|Title||XMM-STUDY OF M87 - A CORNERSTONE FOR THE TEST OF ASTROPHYSICAL PARADIGMS|
|Author||Dr HANS BOEHRINGER|
|Description||The M87 X-ray halo is by far the best place to study several important astrophysical phenomena, like the structure of so-called cooling flows, supernova abundance yields, the interaction of jets with the surrounding intracluster medium (ICM), and how the central galaxy is embedded into the structure of the cluster. The PV phase data have provided already a wide range of spectacular new insights. More precise spectral data are required, however, to draw firm astrophysical conclusions. To this aim we propose a deeper observation of M87.|
|Publication||No observations found associated with the current proposal|
|Instrument||EMOS1, EMOS2, EPN, OM, RGS1, RGS2|
|Mission Description||The European Space Agency's (ESA) X-ray Multi-Mirror Mission (XMM-Newton) was launched by an Ariane 504 on December 10th 1999. XMM-Newton is ESA's second cornerstone of the Horizon 2000 Science Programme. It carries 3 high throughput X-ray telescopes with an unprecedented effective area, and an optical monitor, the first flown on a X-ray observatory. The large collecting area and ability to make long uninterrupted exposures provide highly sensitive observations.

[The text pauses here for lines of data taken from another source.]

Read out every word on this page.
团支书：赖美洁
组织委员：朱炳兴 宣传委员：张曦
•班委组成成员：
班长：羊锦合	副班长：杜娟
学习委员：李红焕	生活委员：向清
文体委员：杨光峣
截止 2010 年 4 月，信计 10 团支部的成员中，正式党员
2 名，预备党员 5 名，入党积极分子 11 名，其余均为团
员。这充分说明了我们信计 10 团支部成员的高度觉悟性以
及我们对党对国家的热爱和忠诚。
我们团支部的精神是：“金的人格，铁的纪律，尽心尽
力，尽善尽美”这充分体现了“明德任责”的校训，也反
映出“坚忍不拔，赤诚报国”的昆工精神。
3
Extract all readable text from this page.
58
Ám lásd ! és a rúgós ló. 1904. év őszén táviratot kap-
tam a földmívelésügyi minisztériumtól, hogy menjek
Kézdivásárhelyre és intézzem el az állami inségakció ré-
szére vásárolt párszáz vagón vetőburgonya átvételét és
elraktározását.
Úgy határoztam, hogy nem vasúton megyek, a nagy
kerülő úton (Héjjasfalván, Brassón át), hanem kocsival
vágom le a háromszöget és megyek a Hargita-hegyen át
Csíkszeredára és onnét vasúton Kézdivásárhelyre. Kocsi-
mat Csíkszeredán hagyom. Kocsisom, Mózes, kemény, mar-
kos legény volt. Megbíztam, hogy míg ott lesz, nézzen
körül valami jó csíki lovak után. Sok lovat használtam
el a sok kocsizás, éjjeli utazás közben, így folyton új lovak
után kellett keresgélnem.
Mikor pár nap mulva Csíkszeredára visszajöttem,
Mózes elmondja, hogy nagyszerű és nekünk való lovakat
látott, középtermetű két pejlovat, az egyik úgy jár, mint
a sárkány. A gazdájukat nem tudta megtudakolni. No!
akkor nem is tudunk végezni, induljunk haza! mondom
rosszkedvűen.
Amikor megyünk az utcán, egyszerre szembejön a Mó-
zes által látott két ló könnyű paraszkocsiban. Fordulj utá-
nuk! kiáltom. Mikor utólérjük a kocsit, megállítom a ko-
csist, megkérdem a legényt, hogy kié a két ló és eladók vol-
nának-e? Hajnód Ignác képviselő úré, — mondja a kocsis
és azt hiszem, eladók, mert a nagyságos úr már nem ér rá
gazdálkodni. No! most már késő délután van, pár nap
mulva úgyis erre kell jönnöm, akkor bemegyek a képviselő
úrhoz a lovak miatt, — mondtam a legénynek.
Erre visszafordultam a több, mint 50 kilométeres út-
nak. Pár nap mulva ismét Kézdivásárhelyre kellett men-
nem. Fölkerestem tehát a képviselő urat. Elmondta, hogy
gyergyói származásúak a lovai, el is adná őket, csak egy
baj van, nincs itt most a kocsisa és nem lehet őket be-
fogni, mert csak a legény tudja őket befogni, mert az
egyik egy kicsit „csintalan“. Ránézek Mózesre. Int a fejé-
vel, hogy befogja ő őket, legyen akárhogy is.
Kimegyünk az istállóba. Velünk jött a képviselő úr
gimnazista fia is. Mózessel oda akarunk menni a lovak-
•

Since Earth's atmosphere blocks out all X-rays, only a telescope in space can detect and study celestial X-ray sources. The XMM-Newton mission is helping scientists to solve a number of cosmic mysteries, ranging from the enigmatic black holes to the origins of the Universe itself. Observing time on XMM-Newton is being made available to the scientific community, applying for observational periods on a competitive basis.